Continuamos criando, isso é certo. Não haveria consumo se não houvesse produção. Mas que produção é essa? Lembra-me uma fábrica de mangás. Um pesadelo chapliniano. Nos tornamos tão consumistas que consumimos o inconsumível apenas pois a ausência nos consome. Ou algo assim. Linha de montagem, saca? Não se produz mais para o deleite, mas apenas para aplacar a fome de conteúdo. Qualquer conteúdo. E nesse angu raso de imbecilidades o que realmente interessa vai ficando pra trás. Vai se descuidando e se tornando não irrelevante, mas incompreensível. Pois não está mastigado, não está pré-digerido. Porque tem letrinhas demais. Hoje em dia é mais fácil ficar famoso por ser odiado do que por ser admirado. Valeu, molecada. Sua trollagem conseguiu que todos nos nivelássemos por baixo. Espero que estejam felizes.

Sim, estou frustrado. E precisava produzir algo. Pra fazer minha parte. Consuma, digira e cuspa.
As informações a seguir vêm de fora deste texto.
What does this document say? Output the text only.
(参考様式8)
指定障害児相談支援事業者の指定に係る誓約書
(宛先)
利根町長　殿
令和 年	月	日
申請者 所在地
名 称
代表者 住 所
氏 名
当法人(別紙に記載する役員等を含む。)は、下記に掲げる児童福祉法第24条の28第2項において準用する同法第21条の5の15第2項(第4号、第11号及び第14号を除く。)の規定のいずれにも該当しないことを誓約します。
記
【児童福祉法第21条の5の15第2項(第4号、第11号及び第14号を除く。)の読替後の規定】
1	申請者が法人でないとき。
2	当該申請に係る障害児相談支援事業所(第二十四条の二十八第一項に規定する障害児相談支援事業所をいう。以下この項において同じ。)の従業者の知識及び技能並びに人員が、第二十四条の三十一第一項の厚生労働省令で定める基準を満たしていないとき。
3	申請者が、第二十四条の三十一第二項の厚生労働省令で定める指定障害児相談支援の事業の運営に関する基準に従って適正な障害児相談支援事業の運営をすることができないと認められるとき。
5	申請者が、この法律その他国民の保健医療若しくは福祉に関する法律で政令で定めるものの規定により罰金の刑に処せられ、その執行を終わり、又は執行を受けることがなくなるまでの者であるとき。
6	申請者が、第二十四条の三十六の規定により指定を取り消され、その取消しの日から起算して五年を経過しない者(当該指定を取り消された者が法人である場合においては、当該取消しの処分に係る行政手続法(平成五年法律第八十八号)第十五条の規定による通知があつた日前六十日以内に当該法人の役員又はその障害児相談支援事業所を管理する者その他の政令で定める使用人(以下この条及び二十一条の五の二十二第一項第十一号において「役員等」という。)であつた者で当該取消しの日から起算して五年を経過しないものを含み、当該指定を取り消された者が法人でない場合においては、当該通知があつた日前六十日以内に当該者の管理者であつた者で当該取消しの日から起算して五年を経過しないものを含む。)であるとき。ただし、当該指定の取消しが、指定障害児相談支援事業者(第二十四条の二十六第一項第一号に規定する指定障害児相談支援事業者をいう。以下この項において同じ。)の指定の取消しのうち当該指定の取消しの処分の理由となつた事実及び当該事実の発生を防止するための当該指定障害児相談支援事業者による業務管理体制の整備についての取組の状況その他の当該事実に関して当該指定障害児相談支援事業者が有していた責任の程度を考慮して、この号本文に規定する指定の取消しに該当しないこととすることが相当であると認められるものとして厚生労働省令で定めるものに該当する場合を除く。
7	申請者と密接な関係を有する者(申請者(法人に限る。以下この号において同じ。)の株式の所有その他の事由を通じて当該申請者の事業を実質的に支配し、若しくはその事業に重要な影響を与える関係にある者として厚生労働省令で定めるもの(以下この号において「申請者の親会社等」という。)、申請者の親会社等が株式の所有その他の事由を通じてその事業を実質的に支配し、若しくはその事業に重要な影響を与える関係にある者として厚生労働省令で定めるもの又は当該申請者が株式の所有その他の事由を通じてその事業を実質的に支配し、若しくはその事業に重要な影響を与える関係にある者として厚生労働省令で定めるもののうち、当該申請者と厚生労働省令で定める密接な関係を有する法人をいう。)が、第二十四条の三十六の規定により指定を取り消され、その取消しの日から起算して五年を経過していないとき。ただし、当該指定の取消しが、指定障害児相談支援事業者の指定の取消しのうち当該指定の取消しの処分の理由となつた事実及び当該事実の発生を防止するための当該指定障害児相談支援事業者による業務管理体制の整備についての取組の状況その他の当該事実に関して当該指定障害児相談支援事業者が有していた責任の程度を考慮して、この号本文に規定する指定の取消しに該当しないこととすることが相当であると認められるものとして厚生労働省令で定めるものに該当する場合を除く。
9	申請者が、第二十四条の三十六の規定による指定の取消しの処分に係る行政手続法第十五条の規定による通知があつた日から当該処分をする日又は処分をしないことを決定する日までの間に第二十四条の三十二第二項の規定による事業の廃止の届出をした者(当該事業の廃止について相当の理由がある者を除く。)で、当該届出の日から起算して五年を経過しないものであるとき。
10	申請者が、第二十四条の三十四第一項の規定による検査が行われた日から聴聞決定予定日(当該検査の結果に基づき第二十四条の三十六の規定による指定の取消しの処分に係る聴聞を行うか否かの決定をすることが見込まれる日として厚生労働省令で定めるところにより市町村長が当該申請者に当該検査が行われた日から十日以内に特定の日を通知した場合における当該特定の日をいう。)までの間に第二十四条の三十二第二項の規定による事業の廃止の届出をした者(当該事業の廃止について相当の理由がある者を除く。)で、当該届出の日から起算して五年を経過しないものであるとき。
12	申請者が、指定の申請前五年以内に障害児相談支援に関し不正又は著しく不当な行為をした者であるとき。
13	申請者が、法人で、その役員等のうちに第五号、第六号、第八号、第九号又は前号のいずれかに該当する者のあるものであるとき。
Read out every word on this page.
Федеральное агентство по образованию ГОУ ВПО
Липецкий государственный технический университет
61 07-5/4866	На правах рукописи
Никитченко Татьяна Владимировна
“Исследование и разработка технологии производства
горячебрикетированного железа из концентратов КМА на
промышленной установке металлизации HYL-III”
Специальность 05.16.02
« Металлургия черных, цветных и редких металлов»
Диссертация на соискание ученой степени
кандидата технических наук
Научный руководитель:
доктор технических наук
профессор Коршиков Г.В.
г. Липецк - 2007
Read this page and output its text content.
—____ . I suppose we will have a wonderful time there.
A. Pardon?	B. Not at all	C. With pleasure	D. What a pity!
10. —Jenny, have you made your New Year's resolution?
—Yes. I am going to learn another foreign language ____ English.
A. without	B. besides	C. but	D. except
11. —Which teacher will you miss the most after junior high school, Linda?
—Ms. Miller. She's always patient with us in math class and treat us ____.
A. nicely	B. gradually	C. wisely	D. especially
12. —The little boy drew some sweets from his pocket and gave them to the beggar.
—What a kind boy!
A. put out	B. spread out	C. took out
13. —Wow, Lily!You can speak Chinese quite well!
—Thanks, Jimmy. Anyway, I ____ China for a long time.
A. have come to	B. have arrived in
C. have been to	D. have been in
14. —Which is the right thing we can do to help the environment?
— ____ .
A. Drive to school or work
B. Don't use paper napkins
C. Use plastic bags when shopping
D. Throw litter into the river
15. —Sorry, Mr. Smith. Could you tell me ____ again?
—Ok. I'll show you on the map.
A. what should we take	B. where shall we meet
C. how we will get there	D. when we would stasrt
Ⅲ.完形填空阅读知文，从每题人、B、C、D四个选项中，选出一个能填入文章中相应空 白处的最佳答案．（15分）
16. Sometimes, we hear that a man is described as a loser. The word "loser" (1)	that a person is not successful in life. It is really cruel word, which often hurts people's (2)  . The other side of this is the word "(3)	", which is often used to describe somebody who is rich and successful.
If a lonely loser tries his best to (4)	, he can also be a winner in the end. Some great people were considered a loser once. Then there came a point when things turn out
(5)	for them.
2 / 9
De nada.

2 comentários:

Zaffar disse...

Só li o texto inteiro porque o google readers estava sem posts novos... que saco!!!

Barbara disse...

As coisas caem em nossas mãos já lidas, revistas e comentadas. Por isso há tanta facilidade em se consumir cada vez mais e mais dificuldade de se tirar coisas novas das pessoas. Ninguém gasta mais tempo PENSANDO, ELABORANDO. Se vc gasta mais de uma hora pensando em algo, é doido, é alguém que realmente não tem nada pra fazer (eu sou uma dessas pessoas que não tem nada pra fazer, então xD).